Não foi difícil manter sigilo a respeito da averiguação, pois ninguém sabia da existência dela, e foi possível colher fatos e dados e reclamações a respeito do que era devolvido após muito tempo armazenado. Os recibos geralmente estavam guardados com a carne, amarrados à peça e ininteligíveis, pois que a água do gelo borrara todas as anotações. Era uma confusão dos diabos dentro daquela câmara. E no dia que os detetives da Campina deram uma busca dentro do açougue para acharem uma costela da Dona Conceição, o que encontraram foi a metade de um boi, tão grande, mas tão grande que a porta da câmara mal podia fechar-se.
Perguntaram ao Bira onde estavam os outros depósitos, além da costela, mas o Bira desconversou de tal maneira que delegado e tabelião saíram acreditando na lorota do açougueiro.
Mal dobraram a esquina quando escutaram o Bira gritando feito louco no meio da rua. Gritava desesperado “me acudam, me acudam”. No meio da balbúrdia, ouviram os transeuntes dizendo que o açougue havia sido assaltado. E o Bira continuava em sua gritaria histérica que o delegado e o tabelião eram cúmplices, pois quando os recebera para aquela conversa da costela da Dona Conceição, algum comparsa roubou a metade inteirinha do boi que estava guardada. Não era trabalho de um homem só, logo, tratava-se de uma quadrilha. “Em plena Campina da Cascavel, isso é um absurdo” saiu gritando e uma lágrima caiu de um dos olhos do Bira.

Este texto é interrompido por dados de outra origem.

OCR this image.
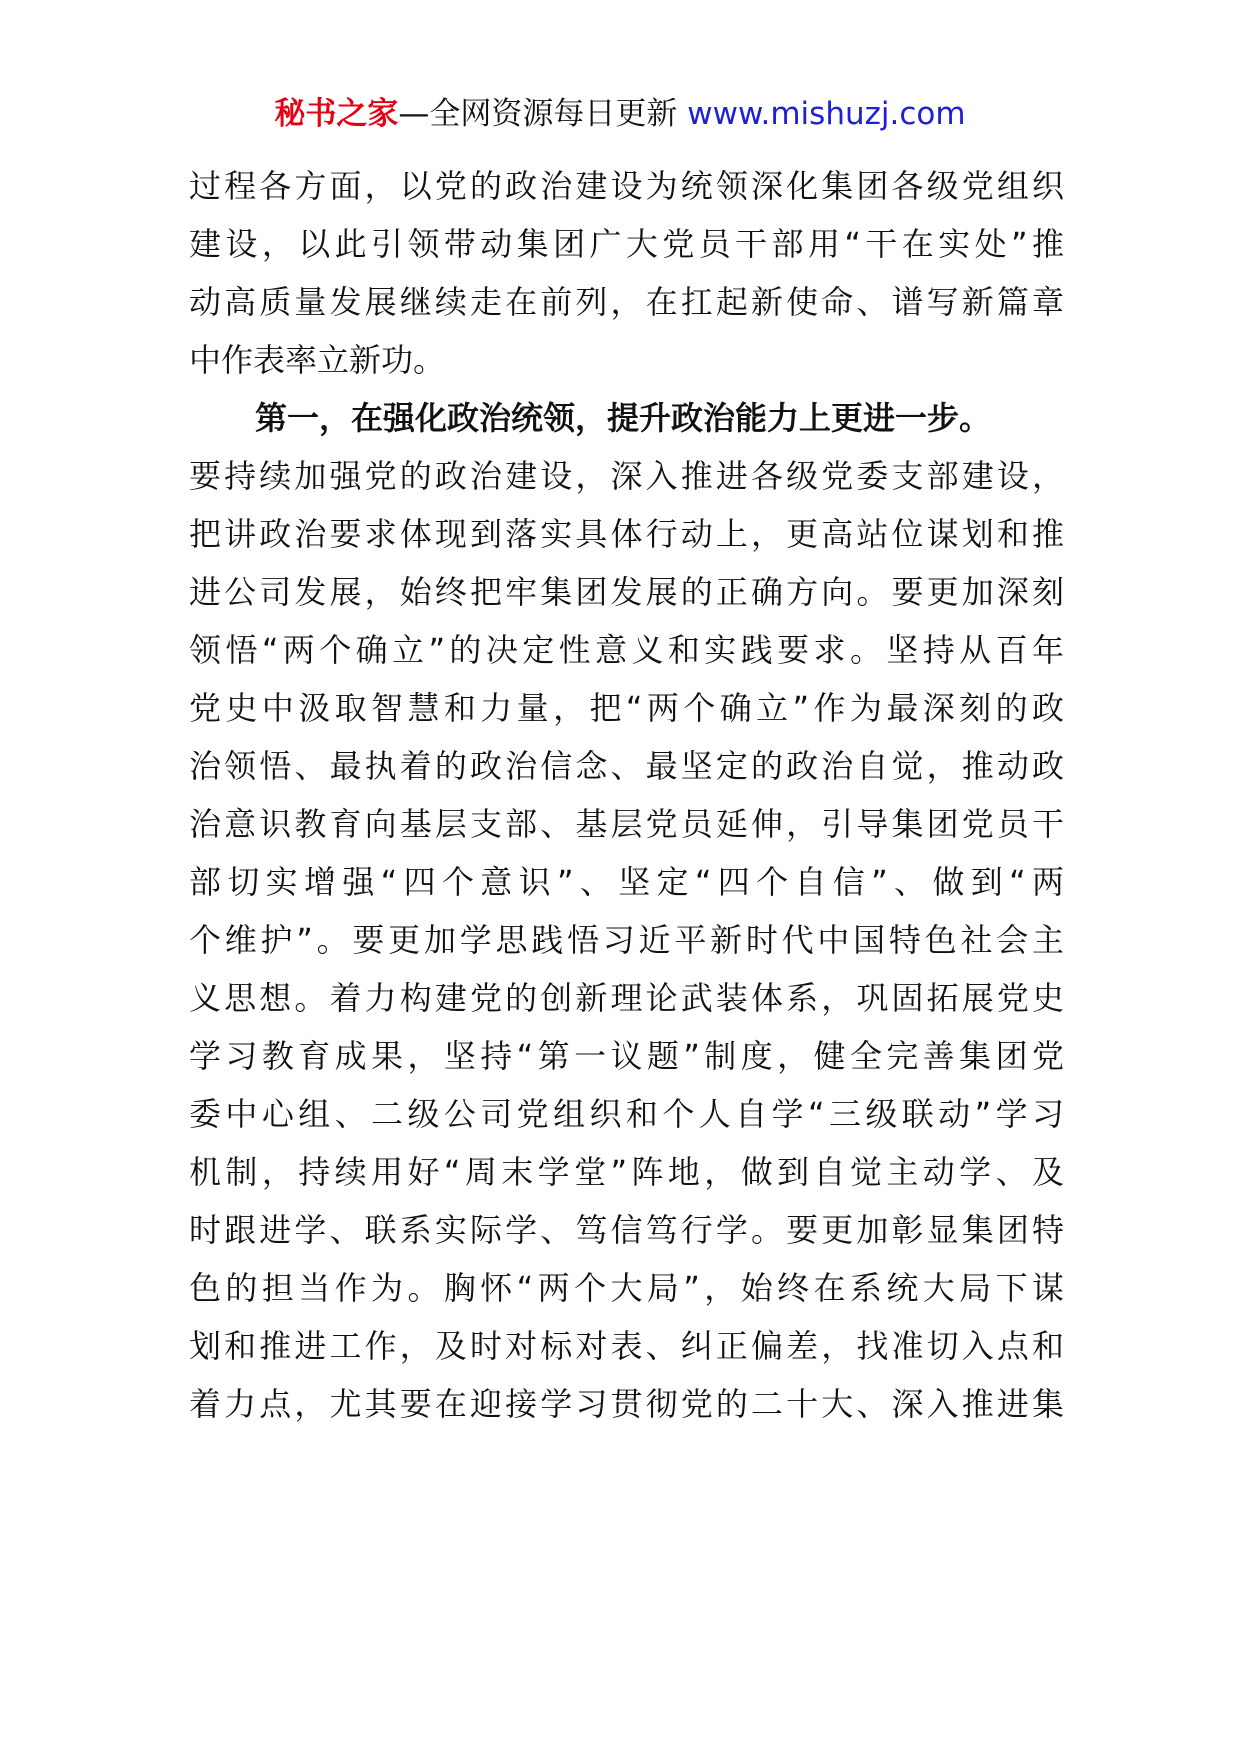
秘书之家—全网资源每日更新 www.mishuzj.com
过程各方面，以党的政治建设为统领深化集团各级党组织
建设，以此引领带动集团广大党员干部用“干在实处”推
动高质量发展继续走在前列，在扛起新使命、谱写新篇章
中作表率立新功。
第一，在强化政治统领，提升政治能力上更进一步。
要持续加强党的政治建设，深入推进各级党委支部建设，
把讲政治要求体现到落实具体行动上，更高站位谋划和推
进公司发展，始终把牢集团发展的正确方向。要更加深刻
领悟“两个确立”的决定性意义和实践要求。坚持从百年
党史中汲取智慧和力量，把“两个确立”作为最深刻的政
治领悟、最执着的政治信念、最坚定的政治自觉，推动政
治意识教育向基层支部、基层党员延伸，引导集团党员干
部切实增强“四个意识”、坚定“四个自信”、做到“两
个维护”。要更加学思践悟习近平新时代中国特色社会主
义思想。着力构建党的创新理论武装体系，巩固拓展党史
学习教育成果，坚持“第一议题”制度，健全完善集团党
委中心组、二级公司党组织和个人自学“三级联动”学习
机制，持续用好“周末学堂”阵地，做到自觉主动学、及
时跟进学、联系实际学、笃信笃行学。要更加彰显集团特
色的担当作为。胸怀“两个大局”，始终在系统大局下谋
划和推进工作，及时对标对表、纠正偏差，找准切入点和
着力点，尤其要在迎接学习贯彻党的二十大、深入推进集
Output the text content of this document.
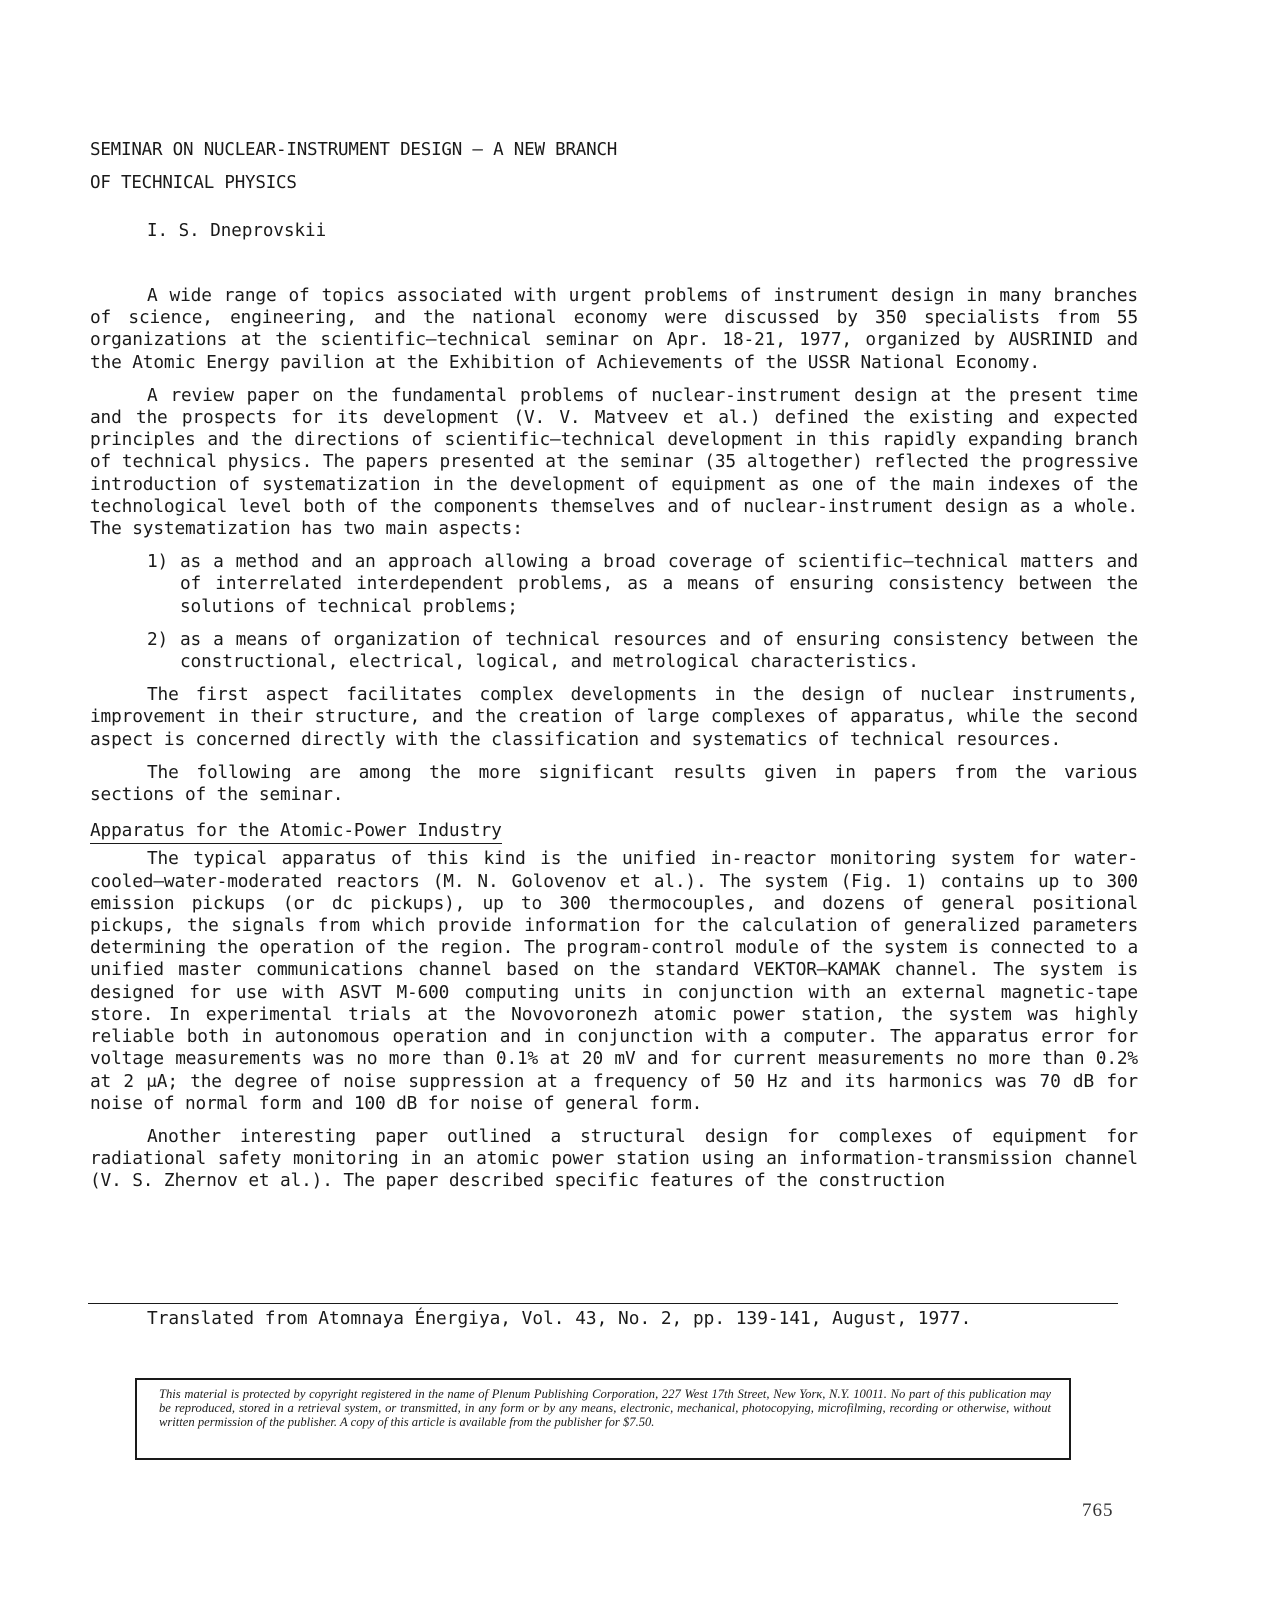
SEMINAR ON NUCLEAR-INSTRUMENT DESIGN — A NEW BRANCH
OF TECHNICAL PHYSICS
I. S. Dneprovskii

A wide range of topics associated with urgent problems of instrument design in many branches of science, engineering, and the national economy were discussed by 350 specialists from 55 organizations at the scientific—technical seminar on Apr. 18-21, 1977, organized by AUSRINID and the Atomic Energy pavilion at the Exhibition of Achievements of the USSR National Economy.

A review paper on the fundamental problems of nuclear-instrument design at the present time and the prospects for its development (V. V. Matveev et al.) defined the existing and expected principles and the directions of scientific—technical development in this rapidly expanding branch of technical physics. The papers presented at the seminar (35 altogether) reflected the progressive introduction of systematization in the development of equipment as one of the main indexes of the technological level both of the components themselves and of nuclear-instrument design as a whole. The systematization has two main aspects:

1) as a method and an approach allowing a broad coverage of scientific—technical matters and of interrelated interdependent problems, as a means of ensuring consistency between the solutions of technical problems;
2) as a means of organization of technical resources and of ensuring consistency between the constructional, electrical, logical, and metrological characteristics.

The first aspect facilitates complex developments in the design of nuclear instruments, improvement in their structure, and the creation of large complexes of apparatus, while the second aspect is concerned directly with the classification and systematics of technical resources.

The following are among the more significant results given in papers from the various sections of the seminar.

Apparatus for the Atomic-Power Industry

The typical apparatus of this kind is the unified in-reactor monitoring system for water-cooled—water-moderated reactors (M. N. Golovenov et al.). The system (Fig. 1) contains up to 300 emission pickups (or dc pickups), up to 300 thermocouples, and dozens of general positional pickups, the signals from which provide information for the calculation of generalized parameters determining the operation of the region. The program-control module of the system is connected to a unified master communications channel based on the standard VEKTOR—KAMAK channel. The system is designed for use with ASVT M-600 computing units in conjunction with an external magnetic-tape store. In experimental trials at the Novovoronezh atomic power station, the system was highly reliable both in autonomous operation and in conjunction with a computer. The apparatus error for voltage measurements was no more than 0.1% at 20 mV and for current measurements no more than 0.2% at 2 μA; the degree of noise suppression at a frequency of 50 Hz and its harmonics was 70 dB for noise of normal form and 100 dB for noise of general form.

Another interesting paper outlined a structural design for complexes of equipment for radiational safety monitoring in an atomic power station using an information-transmission channel (V. S. Zhernov et al.). The paper described specific features of the construction

Translated from Atomnaya Énergiya, Vol. 43, No. 2, pp. 139-141, August, 1977.
This material is protected by copyright registered in the name of Plenum Publishing Corporation, 227 West 17th Street, New Yorк, N.Y. 10011. No part of this publication may be reproduced, stored in a retrieval system, or transmitted, in any form or by any means, electronic, mechanical, photocopying, microfilming, recording or otherwise, without written permission of the publisher. A copy of this article is available from the publisher for $7.50.
765
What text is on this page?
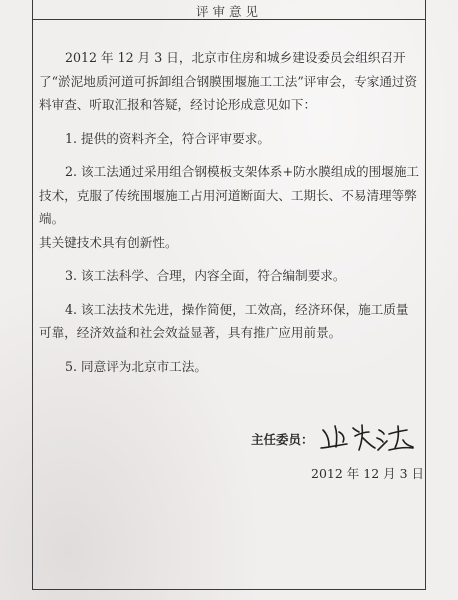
评审意见

2012 年 12 月 3 日，北京市住房和城乡建设委员会组织召开了“淤泥地质河道可拆卸组合钢膜围堰施工工法”评审会，专家通过资料审查、听取汇报和答疑，经讨论形成意见如下：

1. 提供的资料齐全，符合评审要求。

2. 该工法通过采用组合钢模板支架体系+防水膜组成的围堰施工技术，克服了传统围堰施工占用河道断面大、工期长、不易清理等弊端。

其关键技术具有创新性。

3. 该工法科学、合理，内容全面，符合编制要求。

4. 该工法技术先进，操作简便，工效高，经济环保，施工质量可靠，经济效益和社会效益显著，具有推广应用前景。

5. 同意评为北京市工法。

主任委员：
2012 年 12 月 3 日
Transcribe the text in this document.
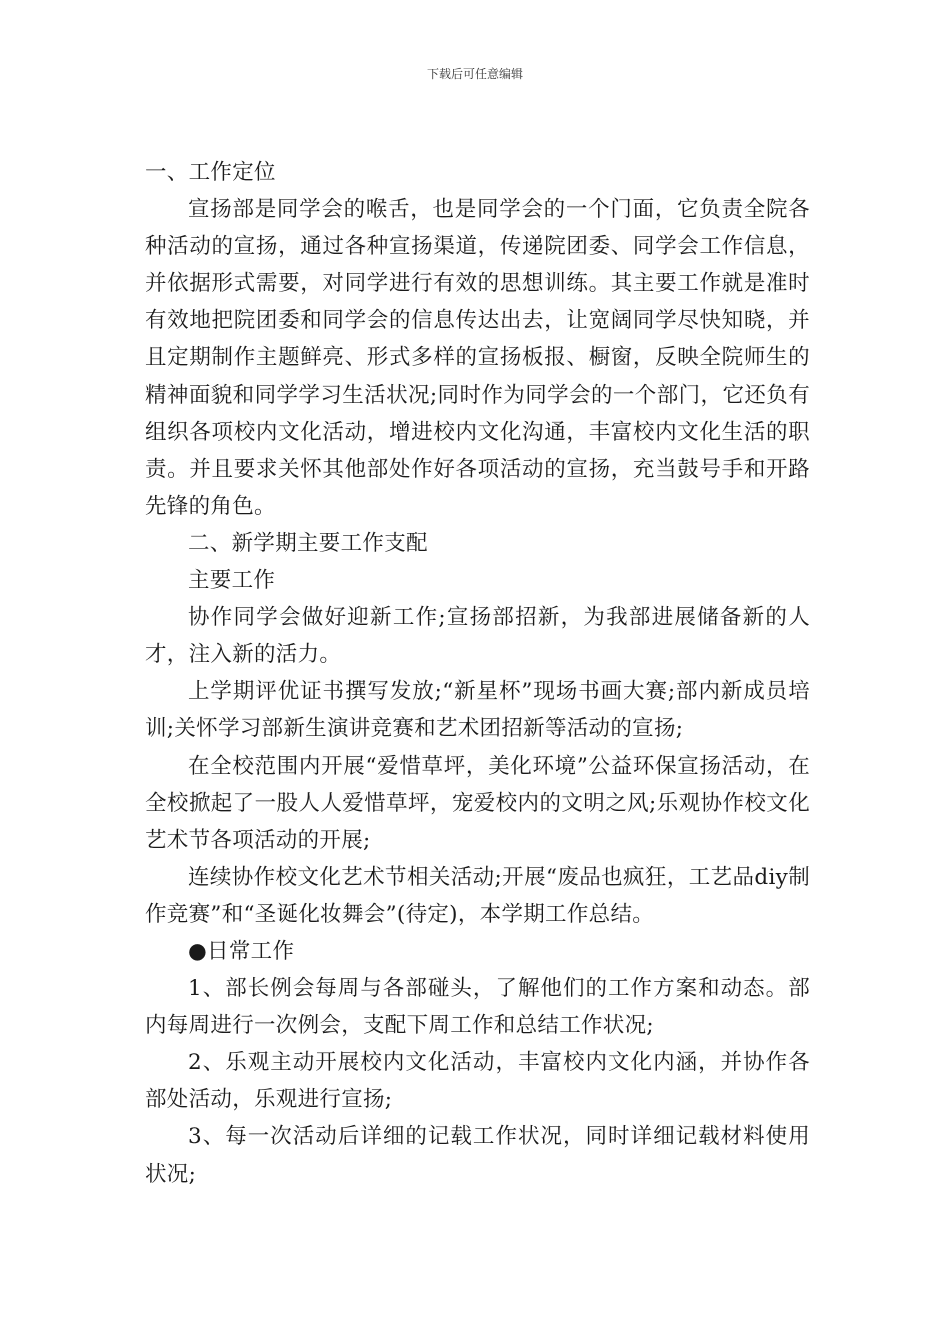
下载后可任意编辑

一、工作定位

宣扬部是同学会的喉舌，也是同学会的一个门面，它负责全院各种活动的宣扬，通过各种宣扬渠道，传递院团委、同学会工作信息，并依据形式需要，对同学进行有效的思想训练。其主要工作就是准时有效地把院团委和同学会的信息传达出去，让宽阔同学尽快知晓，并且定期制作主题鲜亮、形式多样的宣扬板报、橱窗，反映全院师生的精神面貌和同学学习生活状况;同时作为同学会的一个部门，它还负有组织各项校内文化活动，增进校内文化沟通，丰富校内文化生活的职责。并且要求关怀其他部处作好各项活动的宣扬，充当鼓号手和开路先锋的角色。

二、新学期主要工作支配

主要工作

协作同学会做好迎新工作;宣扬部招新，为我部进展储备新的人才，注入新的活力。

上学期评优证书撰写发放;“新星杯”现场书画大赛;部内新成员培训;关怀学习部新生演讲竞赛和艺术团招新等活动的宣扬;

在全校范围内开展“爱惜草坪，美化环境”公益环保宣扬活动，在全校掀起了一股人人爱惜草坪，宠爱校内的文明之风;乐观协作校文化艺术节各项活动的开展;

连续协作校文化艺术节相关活动;开展“废品也疯狂，工艺品diy制作竞赛”和“圣诞化妆舞会”(待定)，本学期工作总结。

●日常工作

1、部长例会每周与各部碰头，了解他们的工作方案和动态。部内每周进行一次例会，支配下周工作和总结工作状况;

2、乐观主动开展校内文化活动，丰富校内文化内涵，并协作各部处活动，乐观进行宣扬;

3、每一次活动后详细的记载工作状况，同时详细记载材料使用状况;
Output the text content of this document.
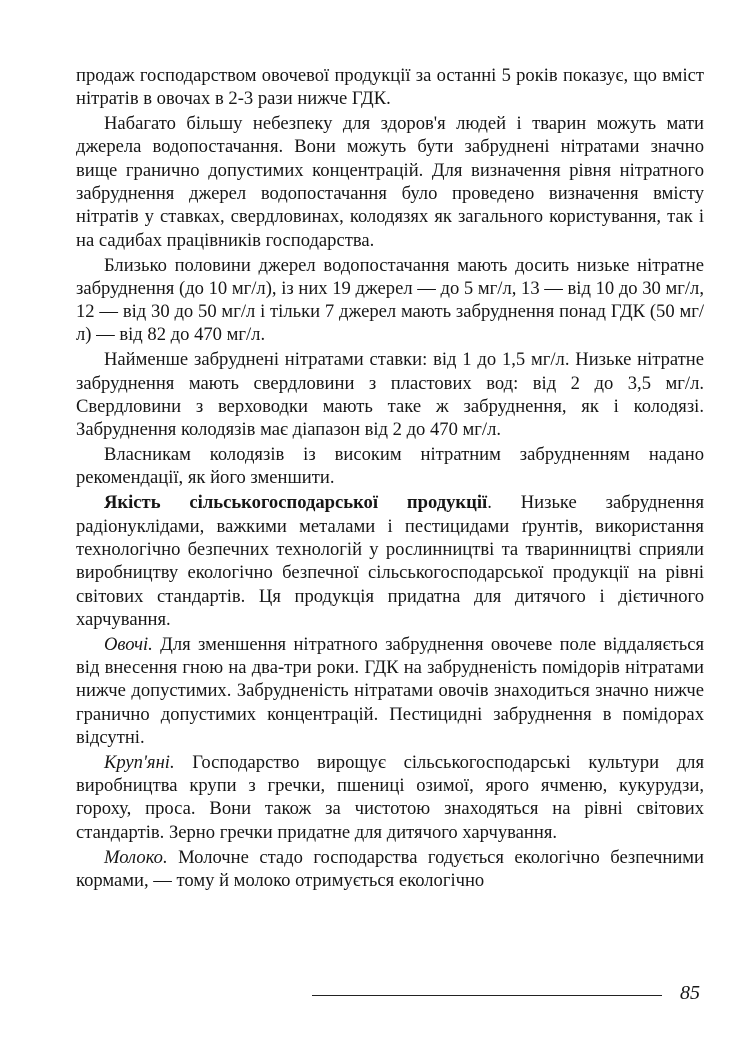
продаж господарством овочевої продукції за останні 5 років показує, що вміст нітратів в овочах в 2-3 рази нижче ГДК.

Набагато більшу небезпеку для здоров'я людей і тварин можуть мати джерела водопостачання. Вони можуть бути забруднені нітратами значно вище гранично допустимих концентрацій. Для визначення рівня нітратного забруднення джерел водопостачання було проведено визначення вмісту нітратів у ставках, свердловинах, колодязях як загального користування, так і на садибах працівників господарства.

Близько половини джерел водопостачання мають досить низьке нітратне забруднення (до 10 мг/л), із них 19 джерел — до 5 мг/л, 13 — від 10 до 30 мг/л, 12 — від 30 до 50 мг/л і тільки 7 джерел мають забруднення понад ГДК (50 мг/л) — від 82 до 470 мг/л.

Найменше забруднені нітратами ставки: від 1 до 1,5 мг/л. Низьке нітратне забруднення мають свердловини з пластових вод: від 2 до 3,5 мг/л. Свердловини з верховодки мають таке ж забруднення, як і колодязі. Забруднення колодязів має діапазон від 2 до 470 мг/л.

Власникам колодязів із високим нітратним забрудненням надано рекомендації, як його зменшити.

Якість сільськогосподарської продукції. Низьке забруднення радіонуклідами, важкими металами і пестицидами ґрунтів, використання технологічно безпечних технологій у рослинництві та тваринництві сприяли виробництву екологічно безпечної сільськогосподарської продукції на рівні світових стандартів. Ця продукція придатна для дитячого і дієтичного харчування.

Овочі. Для зменшення нітратного забруднення овочеве поле віддаляється від внесення гною на два-три роки. ГДК на забрудненість помідорів нітратами нижче допустимих. Забрудненість нітратами овочів знаходиться значно нижче гранично допустимих концентрацій. Пестицидні забруднення в помідорах відсутні.

Круп'яні. Господарство вирощує сільськогосподарські культури для виробництва крупи з гречки, пшениці озимої, ярого ячменю, кукурудзи, гороху, проса. Вони також за чистотою знаходяться на рівні світових стандартів. Зерно гречки придатне для дитячого харчування.

Молоко. Молочне стадо господарства годується екологічно безпечними кормами, — тому й молоко отримується екологічно

85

O delegado prendeu imediatamente o Bira pela falsa acusação e mandou chamar o Padre Dimas para que juntasse os homens e descobrisse quem era o meliante. Todos foram atrás, inclusive as mulheres e as crianças da Campina.
Mandaram uma carta ao superintendente dando conta do ocorrido, mas naquele exato momento sua mulher dera à luz, e ele falou por detrás da porta que logo mais estaria com todos para prender o ladrão.
O tabelião foi até a delegacia e disse ao Bira que estava solto, porém não haviam encontrado sequer uma sombra daquele boi roubado, disse-lhe também que fosse embora com a sua esposa, tentar a sorte em outra cidade. Que vendesse seus bens e pagasse àquela pobre população que havia confiado seus produtos ao açougue. Que fizesse tudo e que não voltasse, era uma ordem do delegado.
Naquela noite, todos festejaram a partida do açougueiro corrupto e o nascimento do neném do superintendente com um grandioso churrasco, lá na Igrejinha Amarela.